Abstract
This thesis encapsulates the nature of the research which is looking at profoundly challenging issues in taxation at the forefront or border of New Zealand’s international or national experience. “Border” in this context has a multiplicity of meanings, including:
1. Taxing across jurisdictional borders; In respect of the taxation of the digital economy, “border” takes on a physical and jurisdictional legal concept because digital multinational giants have been able to structure their operations so that they can trade in, and with markets without triggering taxation consequences;
2. Taxing across different sources of law; In respect of the interpretation of international tax law and its relationship to domestic law, “border” examines the interface of domestic and international law, raising important relational issues between these sources of law and whether the domestic law can override international law, whether the good faith principle can be invoked to prevent domestic legislation renegotiating double taxation agreements and other important questions on the “border” of these two sources of tax law;
3. Taxation and the role of statutory interpretation on the “border” between the general anti- avoidance provisions and other operative substantive provisions. This area of law is one of the most challenging areas of interpretation. In what circumstances does the general provision preventing avoidance apply to negate otherwise lawful specific tax consequences, such as a deduction expressly allowed by the Income Tax Act. When is the line or the border crossed by an impugned arrangement or transaction?
4. Taxation at the “border” of the income tax base in the New Zealand tax reform context. This area of research examines the New Zealand tax base and considers whether the border between capital and revenue should be broadened, or even dispensed with.
In all these areas, namely taxing digital transactions, the relationship between international and domestic tax law, the interpretation of general anti-avoidance rules and the broadening of the tax base, there are very significant and, largely, unsolved problems. The research referred to, and further explained in this document, in this thesis examine these respective areas of the legal taxation “border”.
A broad overview:
There are three books (one monograph, one solely edited, and one jointly edited) and thirteen articles or chapters (nearly all of which have been published in international A*journals) in the work submitted in this thesis.

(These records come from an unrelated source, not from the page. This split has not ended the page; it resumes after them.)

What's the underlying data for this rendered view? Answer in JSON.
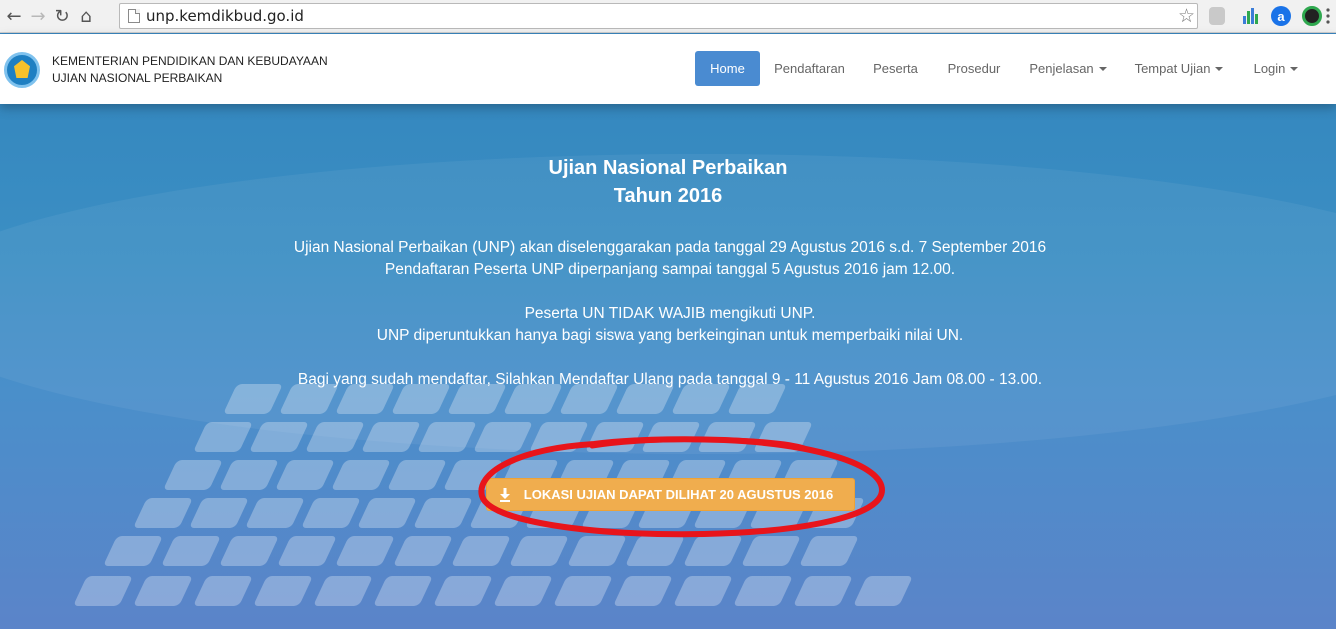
{
  "browser": {
    "url": "unp.kemdikbud.go.id",
    "back_icon": "arrow-left-icon",
    "forward_icon": "arrow-right-icon",
    "reload_icon": "reload-icon",
    "home_icon": "home-icon",
    "bookmark_icon": "star-icon"
  },
  "header": {
    "brand_line1": "KEMENTERIAN PENDIDIKAN DAN KEBUDAYAAN",
    "brand_line2": "UJIAN NASIONAL PERBAIKAN",
    "menu": [
      {
        "label": "Home",
        "active": true,
        "dropdown": false
      },
      {
        "label": "Pendaftaran",
        "active": false,
        "dropdown": false
      },
      {
        "label": "Peserta",
        "active": false,
        "dropdown": false
      },
      {
        "label": "Prosedur",
        "active": false,
        "dropdown": false
      },
      {
        "label": "Penjelasan",
        "active": false,
        "dropdown": true
      },
      {
        "label": "Tempat Ujian",
        "active": false,
        "dropdown": true
      },
      {
        "label": "Login",
        "active": false,
        "dropdown": true
      }
    ]
  },
  "hero": {
    "title_line1": "Ujian Nasional Perbaikan",
    "title_line2": "Tahun 2016",
    "line1": "Ujian Nasional Perbaikan (UNP) akan diselenggarakan pada tanggal 29 Agustus 2016 s.d. 7 September 2016",
    "line2": "Pendaftaran Peserta UNP diperpanjang sampai tanggal 5 Agustus 2016 jam 12.00.",
    "line3": "Peserta UN TIDAK WAJIB mengikuti UNP.",
    "line4": "UNP diperuntukkan hanya bagi siswa yang berkeinginan untuk memperbaiki nilai UN.",
    "line5": "Bagi yang sudah mendaftar, Silahkan Mendaftar Ulang pada tanggal 9 - 11 Agustus 2016 Jam 08.00 - 13.00.",
    "cta_label": "LOKASI UJIAN DAPAT DILIHAT 20 AGUSTUS 2016",
    "cta_icon": "download-icon"
  },
  "colors": {
    "primary": "#4a8bd1",
    "warning": "#f0ad4e",
    "annotation": "#e8141b"
  }
}
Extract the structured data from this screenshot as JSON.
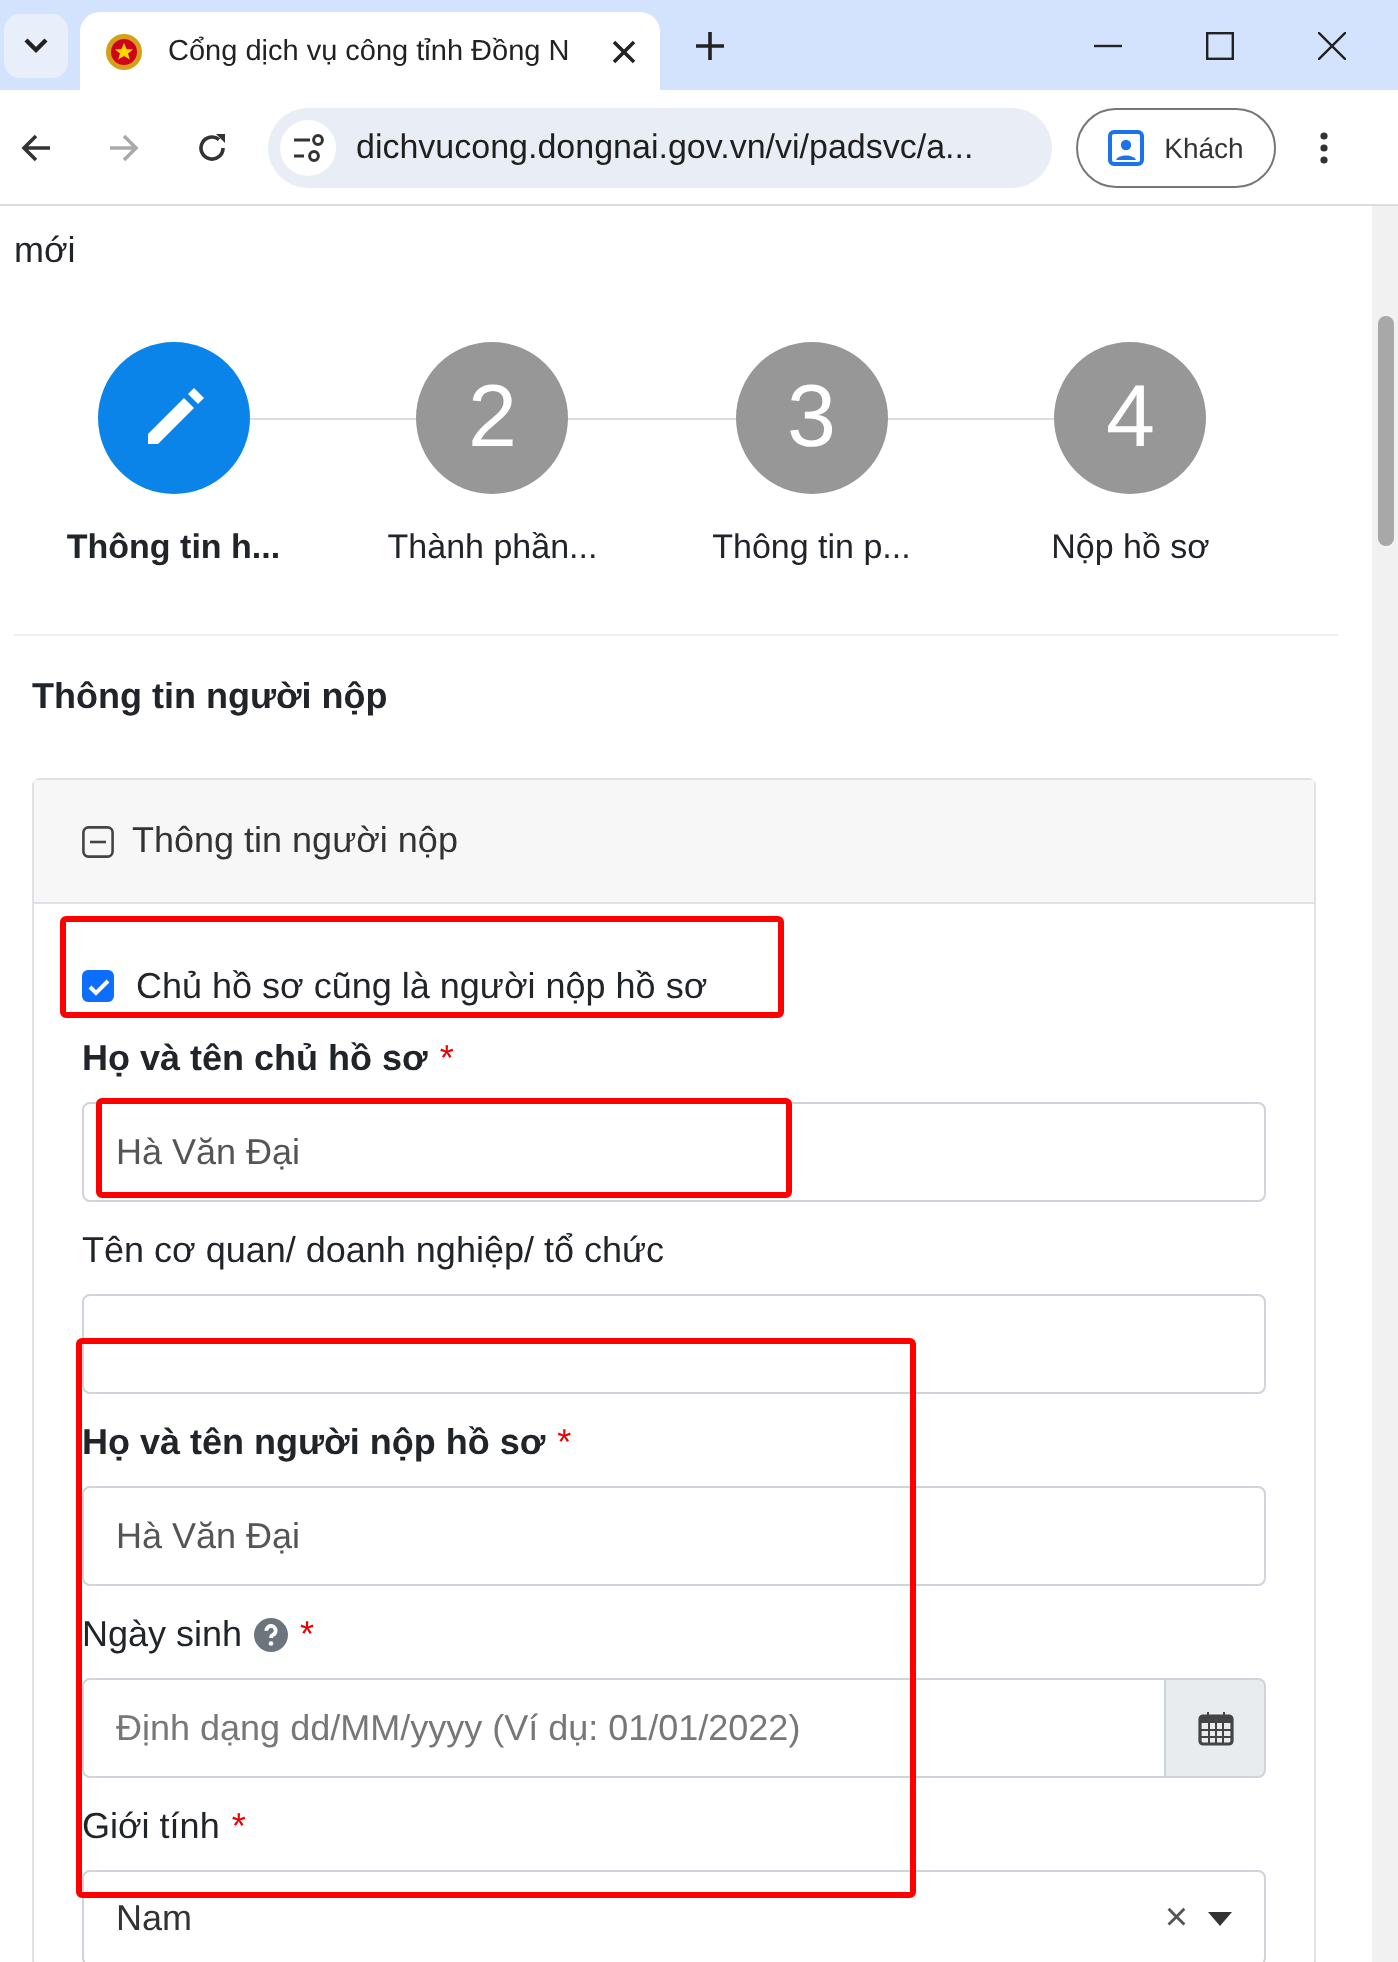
{
  "browser": {
    "tabs": [
      {
        "title": "Cổng dịch vụ công tỉnh Đồng N",
        "selected": true
      }
    ],
    "url": "dichvucong.dongnai.gov.vn/vi/padsvc/a...",
    "profile": "Khách"
  },
  "page": {
    "title_fragment": "mới",
    "steps": [
      {
        "label": "Thông tin h...",
        "selected": true
      },
      {
        "number": "2",
        "label": "Thành phần...",
        "selected": false
      },
      {
        "number": "3",
        "label": "Thông tin p...",
        "selected": false
      },
      {
        "number": "4",
        "label": "Nộp hồ sơ",
        "selected": false
      }
    ],
    "section_title": "Thông tin người nộp",
    "panel": {
      "title": "Thông tin người nộp",
      "expanded": true,
      "checkbox": {
        "label": "Chủ hồ sơ cũng là người nộp hồ sơ",
        "checked": true
      },
      "fields": [
        {
          "kind": "text",
          "label": "Họ và tên chủ hồ sơ",
          "bold": true,
          "required": "*",
          "value": "Hà Văn Đại"
        },
        {
          "kind": "text",
          "label": "Tên cơ quan/ doanh nghiệp/ tổ chức",
          "bold": false
        },
        {
          "kind": "text",
          "label": "Họ và tên người nộp hồ sơ",
          "bold": true,
          "required": "*",
          "value": "Hà Văn Đại"
        },
        {
          "kind": "date",
          "label": "Ngày sinh",
          "bold": false,
          "help": true,
          "required": "*",
          "placeholder": "Định dạng dd/MM/yyyy (Ví dụ: 01/01/2022)"
        },
        {
          "kind": "select",
          "label": "Giới tính",
          "bold": false,
          "required": "*",
          "value": "Nam",
          "clear": "×"
        }
      ]
    }
  }
}
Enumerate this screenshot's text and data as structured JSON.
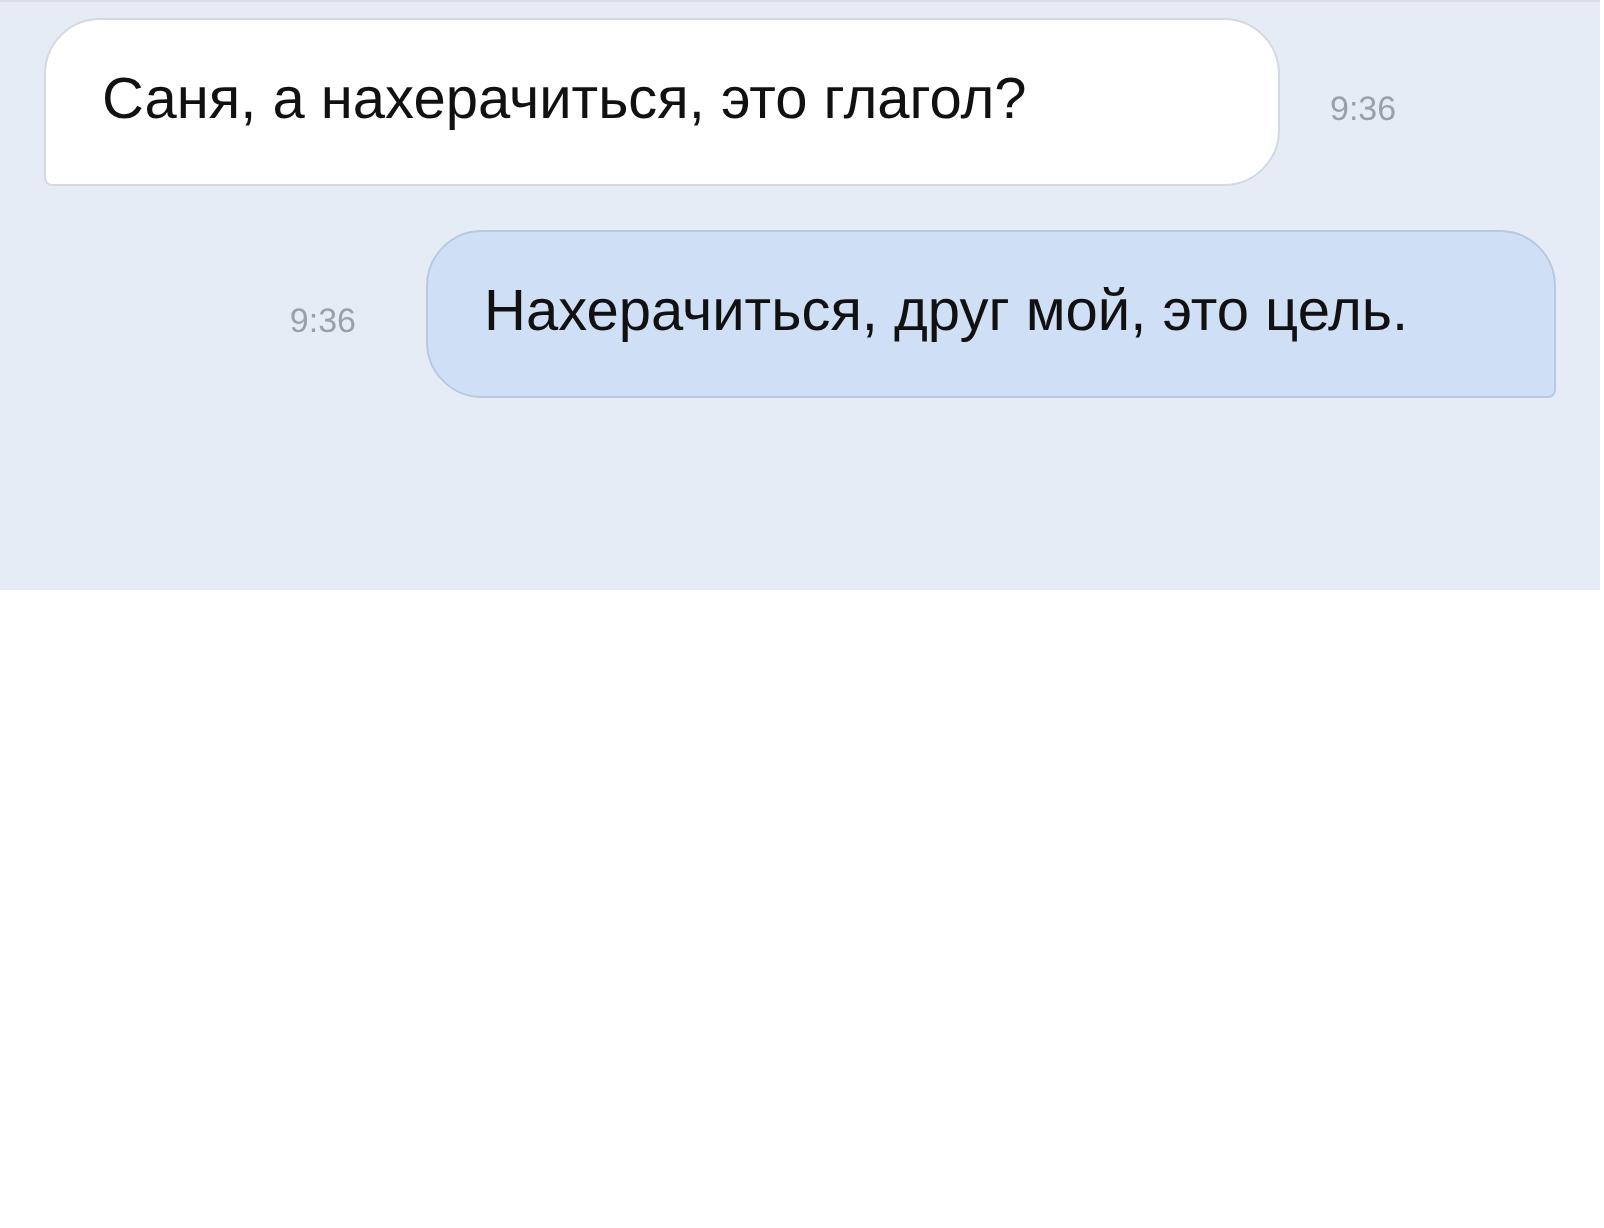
{
  "messages": [
    {
      "kind": "incoming",
      "text": "Саня, а нахерачиться, это глагол?",
      "time": "9:36"
    },
    {
      "kind": "outgoing",
      "text": "Нахерачиться, друг мой, это цель.",
      "time": "9:36"
    }
  ]
}
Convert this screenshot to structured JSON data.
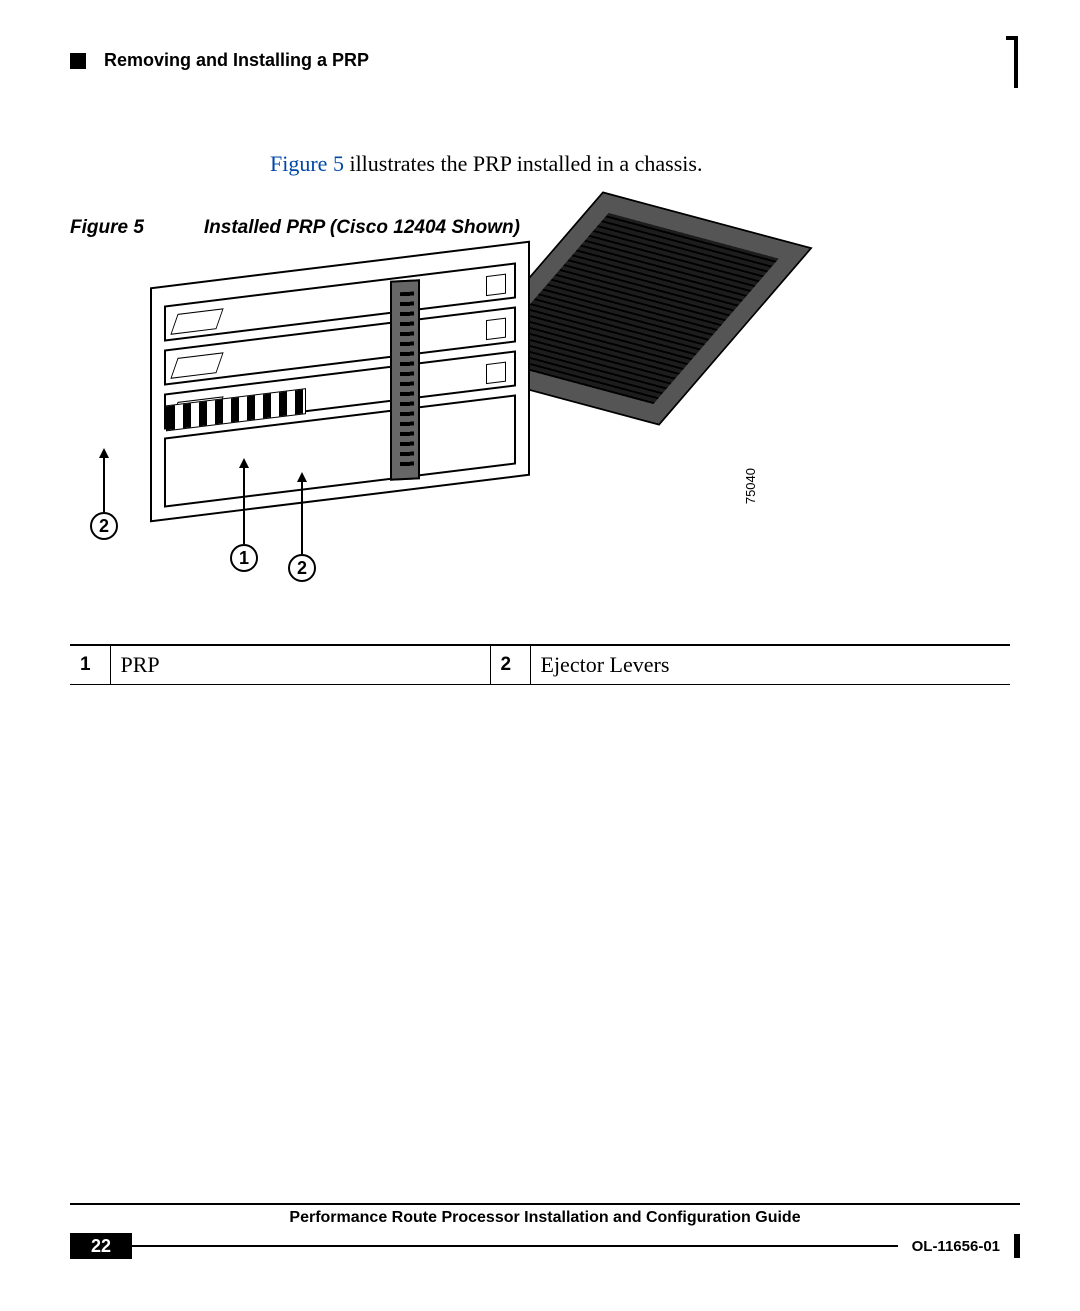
{
  "header": {
    "section_title": "Removing and Installing a PRP"
  },
  "body": {
    "intro_link": "Figure 5",
    "intro_rest": " illustrates the PRP installed in a chassis."
  },
  "figure": {
    "label": "Figure 5",
    "title": "Installed PRP (Cisco 12404 Shown)",
    "image_id": "75040",
    "callouts": {
      "left": "2",
      "mid": "1",
      "right": "2"
    }
  },
  "legend": [
    {
      "num": "1",
      "label": "PRP"
    },
    {
      "num": "2",
      "label": "Ejector Levers"
    }
  ],
  "footer": {
    "guide_title": "Performance Route Processor Installation and Configuration Guide",
    "page_number": "22",
    "doc_id": "OL-11656-01"
  }
}
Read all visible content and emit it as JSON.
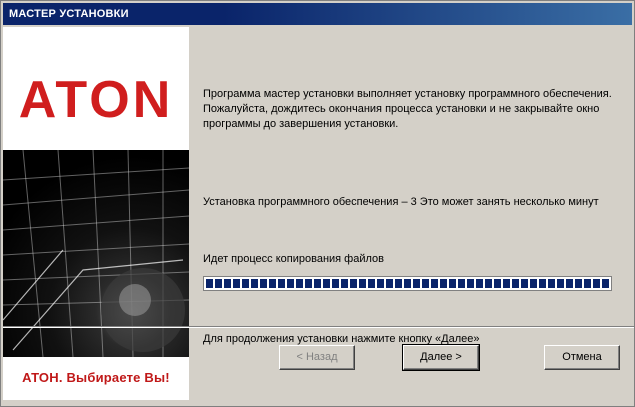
{
  "window": {
    "title": "МАСТЕР УСТАНОВКИ"
  },
  "left_panel": {
    "logo_text": "ATON",
    "caption": "АТОН. Выбираете Вы!"
  },
  "content": {
    "description": "Программа мастер установки выполняет установку программного обеспечения. Пожалуйста, дождитесь окончания процесса установки и не закрывайте окно программы до завершения установки.",
    "status": "Установка программного обеспечения – 3 Это может занять несколько минут",
    "progress_label": "Идет процесс копирования файлов",
    "progress_percent": 100,
    "hint": "Для продолжения установки нажмите кнопку «Далее»"
  },
  "buttons": {
    "back": "< Назад",
    "next": "Далее >",
    "cancel": "Отмена"
  },
  "colors": {
    "logo_red": "#d01e1e",
    "title_bar": "#0a246a",
    "progress_blocks": "#0a246a",
    "panel_bg": "#d4d0c8"
  }
}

The monograph on the taxation of the digital economy, published by Cambridge University Press and described in greater detail below, deals with the profoundly tricky question of how to tax global multinational companies. This book was a central part of the University of Auckland Research Medal Award awarded to just two individual researchers across the whole of the University in 2022. The book has received international acclaim, as set out in the application. The other two books are edited collections and represent the drawing together and coordination of international and local tax scholars to produce conferences and publications on the current state of international tax and the taxation of capital gains.
The thirteen articles, or chapters, also reference excellence, not only because of the prestigious publications (such as the Oxford Handbook of International Tax Law, or the British Tax Review) in which they have been published but also because four of them have been selected for shortlisting for the Frans Vanistendael award for international tax publications. This is an award for the best publication in international tax made by an international jury, and only six research works are selected each year. Craig is the only person in the world to have had as many papers shortlisted in this award over the last decade since it was introduced, although the prize of winning has, so far, escaped him.
Some of these publications, particularly in the tax avoidance law, have received multiple citations in the New Zealand Supreme Court and other New Zealand courts. This brief description records the works which formed the basis for this application for a Higher Doctorate in law. The four main areas of work, as indicated above, are now more fully discussed.